I bumped on this too, since 1994-1995 was about the time when multi-gigabyte hard drives were readily available and multiple full motion video codecs were being used in games, albeit for cut scenes. Theater projector compatibility makes complete sense.

  • toast0 10 hours ago

    In 1994-1995, all the pieces for digital cinema were there, but they weren't integrated, and there were no installed projectors. The Phantom Menance was shown digitally.... on two screens. By the end of 2000, there were 31 digital cinema screens in theaters.

    Digital cinema went with Motion JPEG2000 with high quality settings, which leads to very large files, but also much better fidelity than likely with a contemporary video codec.

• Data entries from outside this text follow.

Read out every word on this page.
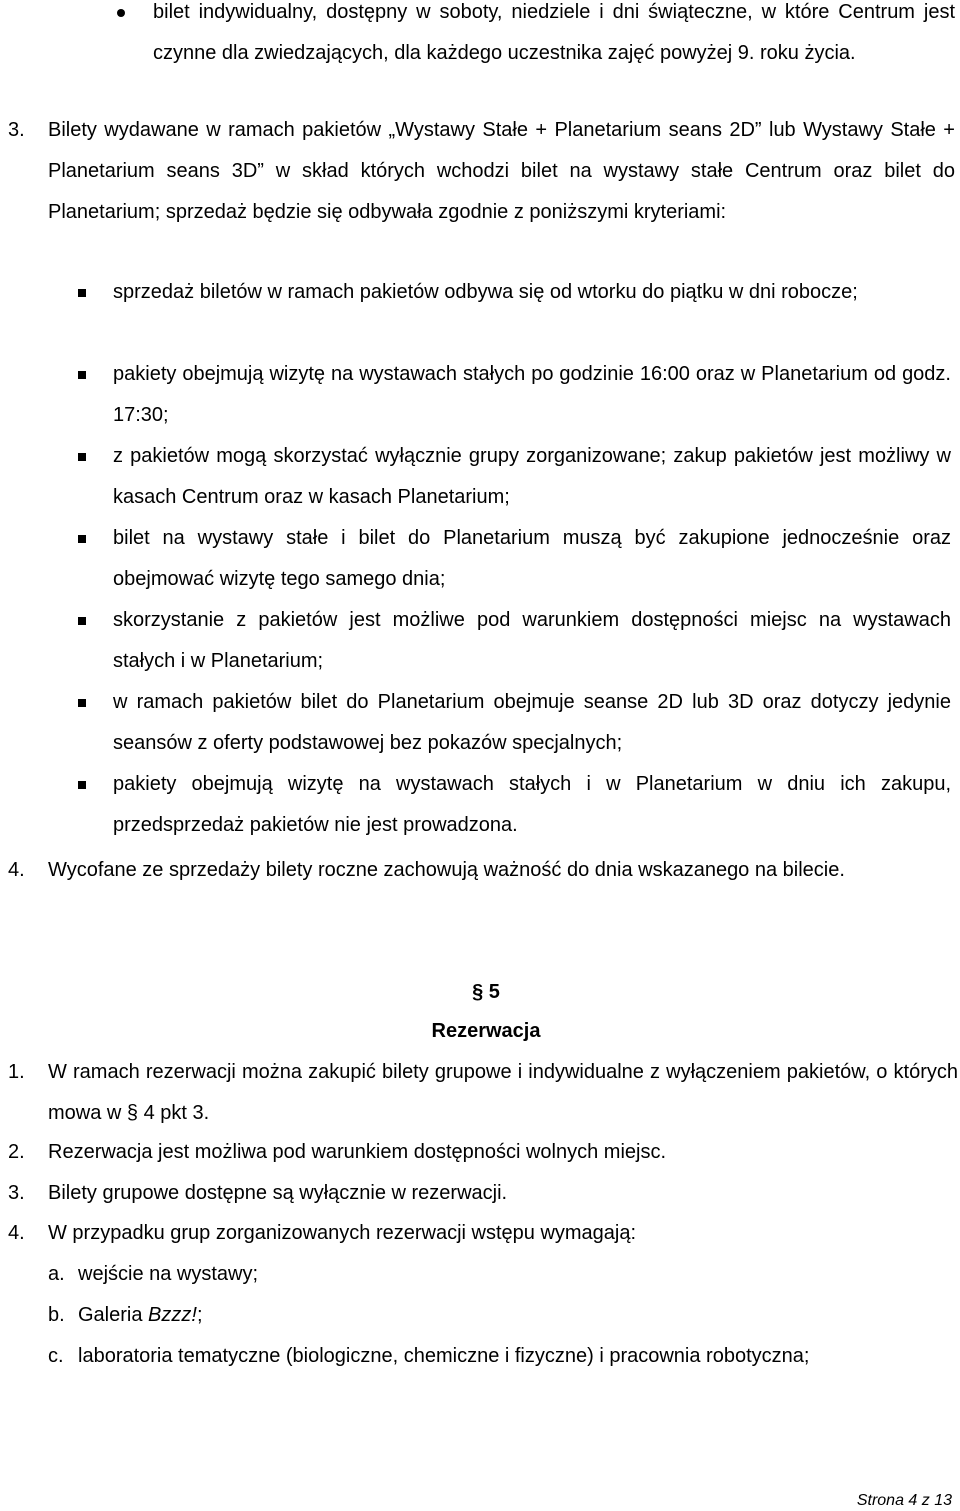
bilet indywidualny, dostępny w soboty, niedziele i dni świąteczne, w które Centrum jest czynne dla zwiedzających, dla każdego uczestnika zajęć powyżej 9. roku życia.

3. Bilety wydawane w ramach pakietów „Wystawy Stałe + Planetarium seans 2D” lub Wystawy Stałe + Planetarium seans 3D” w skład których wchodzi bilet na wystawy stałe Centrum oraz bilet do Planetarium; sprzedaż będzie się odbywała zgodnie z poniższymi kryteriami:

sprzedaż biletów w ramach pakietów odbywa się od wtorku do piątku w dni robocze;

pakiety obejmują wizytę na wystawach stałych po godzinie 16:00 oraz w Planetarium od godz. 17:30;

z pakietów mogą skorzystać wyłącznie grupy zorganizowane; zakup pakietów jest możliwy w kasach Centrum oraz w kasach Planetarium;

bilet na wystawy stałe i bilet do Planetarium muszą być zakupione jednocześnie oraz obejmować wizytę tego samego dnia;

skorzystanie z pakietów jest możliwe pod warunkiem dostępności miejsc na wystawach stałych i w Planetarium;

w ramach pakietów bilet do Planetarium obejmuje seanse 2D lub 3D oraz dotyczy jedynie seansów z oferty podstawowej bez pokazów specjalnych;

pakiety obejmują wizytę na wystawach stałych i w Planetarium w dniu ich zakupu, przedsprzedaż pakietów nie jest prowadzona.

4. Wycofane ze sprzedaży bilety roczne zachowują ważność do dnia wskazanego na bilecie.

§ 5
Rezerwacja
1. W ramach rezerwacji można zakupić bilety grupowe i indywidualne z wyłączeniem pakietów, o których mowa w § 4 pkt 3.

2. Rezerwacja jest możliwa pod warunkiem dostępności wolnych miejsc.

3. Bilety grupowe dostępne są wyłącznie w rezerwacji.

4. W przypadku grup zorganizowanych rezerwacji wstępu wymagają:

a. wejście na wystawy;

b. Galeria Bzzz!;

c. laboratoria tematyczne (biologiczne, chemiczne i fizyczne) i pracownia robotyczna;

Strona 4 z 13
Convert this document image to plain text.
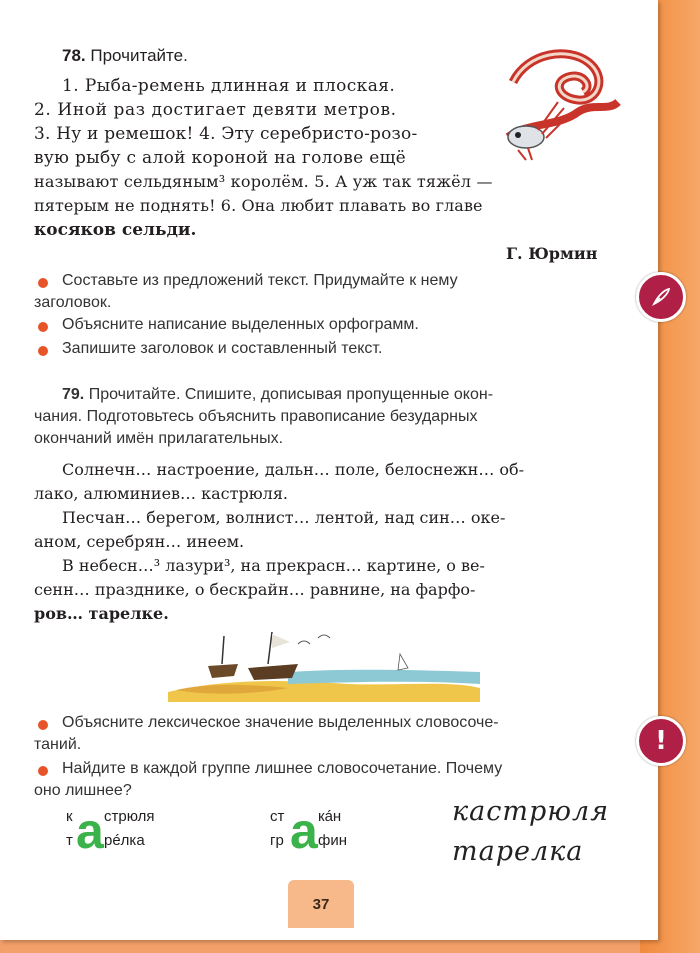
78. Прочитайте.
1. Рыба-ремень длинная и плоская.
2. Иной раз достигает девяти метров.
3. Ну и ремешок! 4. Эту серебристо-розо-
вую рыбу с алой короной на голове ещё
называют сельдяным³ королём. 5. А уж так тяжёл —
пятерым не поднять! 6. Она любит плавать во главе
косяков сельди.
Г. Юрмин
Составьте из предложений текст. Придумайте к нему
заголовок.
Объясните написание выделенных орфограмм.
Запишите заголовок и составленный текст.
79. Прочитайте. Спишите, дописывая пропущенные окон-
чания. Подготовьтесь объяснить правописание безударных
окончаний имён прилагательных.
Солнечн… настроение, дальн… поле, белоснежн… об-
лако, алюминиев… кастрюля.
Песчан… берегом, волнист… лентой, над син… оке-
аном, серебрян… инеем.
В небесн…³ лазури³, на прекрасн… картине, о ве-
сенн… празднике, о бескрайн… равнине, на фарфо-
ров… тарелке.
Объясните лексическое значение выделенных словосоче-
таний.
Найдите в каждой группе лишнее словосочетание. Почему
оно лишнее?
к а стрюля
т рéлка
ст а кáн
гр фин
кастрюля
тарелка
37
!
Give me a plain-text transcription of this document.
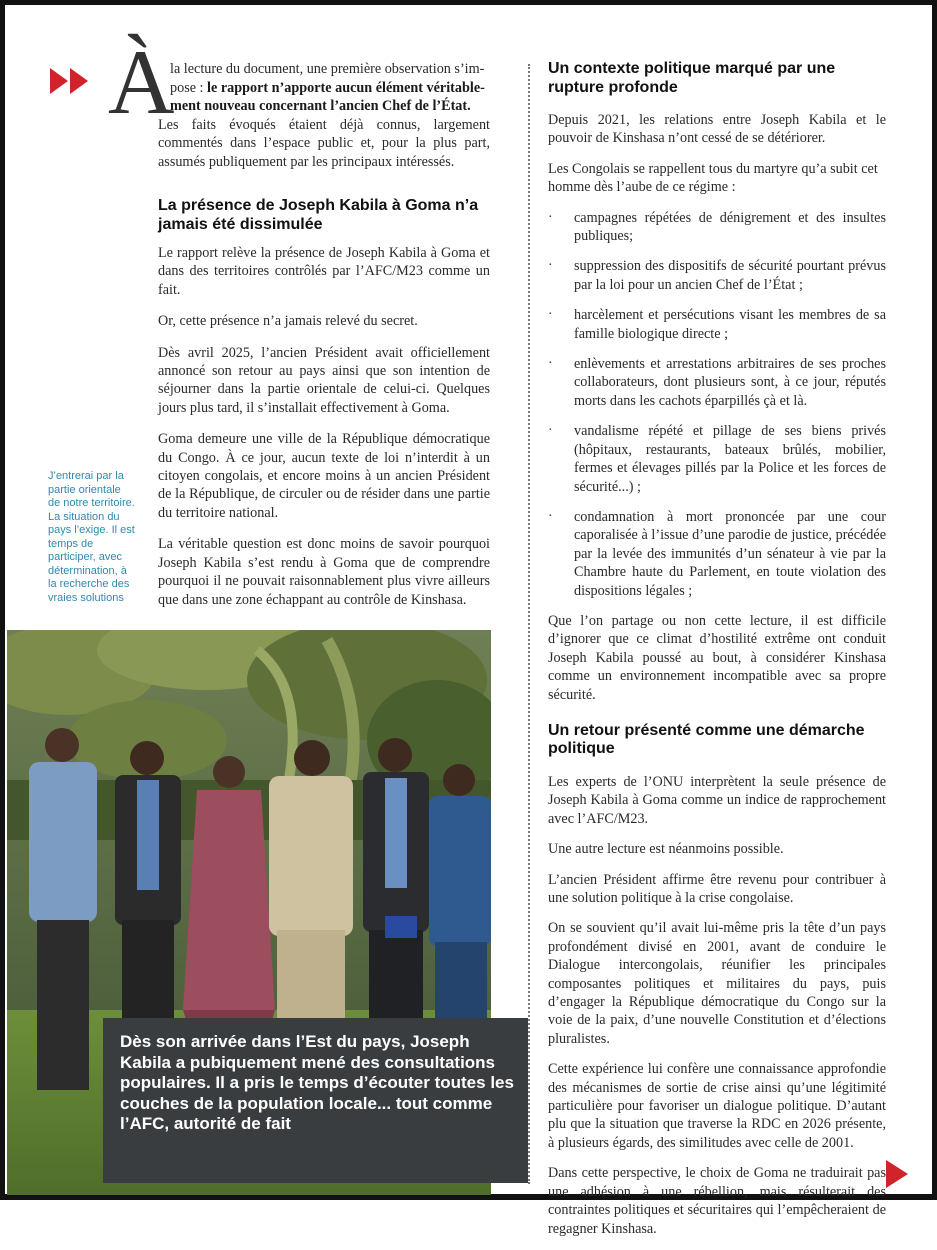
À
la lecture du document, une première observation s’im-
pose : le rapport n’apporte aucun élément véritable-
ment nouveau concernant l’ancien Chef de l’État.
Les faits évoqués étaient déjà connus, largement commentés dans l’espace public et, pour la plus part, assumés publiquement par les principaux intéressés.
La présence de Joseph Kabila à Goma n’a jamais été dissimulée

Le rapport relève la présence de Joseph Kabila à Goma et dans des territoires contrôlés par l’AFC/M23 comme un fait.

Or, cette présence n’a jamais relevé du secret.

Dès avril 2025, l’ancien Président avait officiellement annoncé son retour au pays ainsi que son intention de séjourner dans la partie orientale de celui-ci. Quelques jours plus tard, il s’installait effectivement à Goma.

Goma demeure une ville de la République démocratique du Congo. À ce jour, aucun texte de loi n’interdit à un citoyen congolais, et encore moins à un ancien Président de la République, de circuler ou de résider dans une partie du territoire national.

La véritable question est donc moins de savoir pourquoi Joseph Kabila s’est rendu à Goma que de comprendre pourquoi il ne pouvait raisonnablement plus vivre ailleurs que dans une zone échappant au contrôle de Kinshasa.

J’entrerai par la partie orientale de notre territoire. La situation du pays l’exige. Il est temps de participer, avec détermination, à la recherche des vraies solutions
Dès son arrivée dans l’Est du pays, Joseph Kabila a pubiquement mené des consultations populaires. Il a pris le temps d’écouter toutes les couches de la population locale... tout comme l’AFC, autorité de fait
Un contexte politique marqué par une rupture profonde

Depuis 2021, les relations entre Joseph Kabila et le pouvoir de Kinshasa n’ont cessé de se détériorer.

Les Congolais se rappellent tous du martyre qu’a subit cet homme dès l’aube de ce régime :

· campagnes répétées de dénigrement et des insultes publiques;
· suppression des dispositifs de sécurité pourtant prévus par la loi pour un ancien Chef de l’État ;
· harcèlement et persécutions visant les membres de sa famille biologique directe ;
· enlèvements et arrestations arbitraires de ses proches collaborateurs, dont plusieurs sont, à ce jour, réputés morts dans les cachots éparpillés çà et là.
· vandalisme répété et pillage de ses biens privés (hôpitaux, restaurants, bateaux brûlés, mobilier, fermes et élevages pillés par la Police et les forces de sécurité...) ;
· condamnation à mort prononcée par une cour caporalisée à l’issue d’une parodie de justice, précédée par la levée des immunités d’un sénateur à vie par la Chambre haute du Parlement, en toute violation des dispositions légales ;

Que l’on partage ou non cette lecture, il est difficile d’ignorer que ce climat d’hostilité extrême ont conduit Joseph Kabila poussé au bout, à considérer Kinshasa comme un environnement incompatible avec sa propre sécurité.

Un retour présenté comme une démarche politique

Les experts de l’ONU interprètent la seule présence de Joseph Kabila à Goma comme un indice de rapprochement avec l’AFC/M23.

Une autre lecture est néanmoins possible.

L’ancien Président affirme être revenu pour contribuer à une solution politique à la crise congolaise.

On se souvient qu’il avait lui-même pris la tête d’un pays profondément divisé en 2001, avant de conduire le Dialogue intercongolais, réunifier les principales composantes politiques et militaires du pays, puis d’engager la République démocratique du Congo sur la voie de la paix, d’une nouvelle Constitution et d’élections pluralistes.

Cette expérience lui confère une connaissance approfondie des mécanismes de sortie de crise ainsi qu’une légitimité particulière pour favoriser un dialogue politique. D’autant plu que la situation que traverse la RDC en 2026 présente, à plusieurs égards, des similitudes avec celle de 2001.

Dans cette perspective, le choix de Goma ne traduirait pas une adhésion à une rébellion, mais résulterait des contraintes politiques et sécuritaires qui l’empêcheraient de regagner Kinshasa.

    https://en.wikipedia.org/wiki/Digital_cinema

    • opello 9 hours ago

      > In 1994-1995, all the pieces for digital cinema were there, but they weren't integrated, and there were no installed projectors.

      I agree with that. The article's quote from Pixar's "Making The Cut at Pixar" book was that the technology wasn't there (computer chips fast enough, storage media large enough, compression sophisticated enough) and I--along with the comment I replied to--disagree with that conclusion.

  • Theodores 7 hours ago

    In period I was somewhat in charge of the render queue at a small animation company. I had to get rendered images onto tape, as in Sony Digibeta or better. Before that I had to use film.

    We had an incredible amount of fancy toys with no expense spared, including those SGI Onyx Infinite Reality boxes with the specialist video break out boards that did digital video or analogue with genloc. Disks were 2Gb SCSI and you needed a stack of them in RAID formations to play video. This wasn't even HD, it was 720 x 576 interlaced PAL.

    We also had to work within a larger post production process, which was aggressively analogue at the time with engineers and others allergic to digital. This meant tapes.

    Note that a lot of this was bad for tape machines. These cost £40k upwards and advancing the tape by one frame to record it, then back again to reposition the tape for the next frame, for hours on end, that was a sure way to reck a tape machine, so we just hired them.

    Regarding 35mm film, I also babysat the telecine machines where the film bounces up and down on the sprockets, so the picture is never entirely stable. These practical realities of film just had to be worked with.

    The other fun aspect was moving the product around. This meant hopping on a train, plane or bicycle to get tapes to where they needed to be. There was none of this uploading malarkey although you could book satellite time and beam your video across continents that way, which happened.

    Elsewhere in broadcasting, there was some progress with glorified digital video recorders. These were used in the gallery and contained the programming that was coming up soon. These things had quite a lot of compression and their own babysitting demands. Windows NT was typically part of the problem.

    It was an extremely exciting time to be working in tech but we were a long way off being able to stream anything like cinema resolution at the time, even with the most expensive tech of the era.

    Pixar and a few other studios had money and bodies to throw at problems, however, there were definitely constraints at the time. The technical constraints are easy to understand but the cultural constraints, such as engineers allergic to anything digital, are hard to imagine today.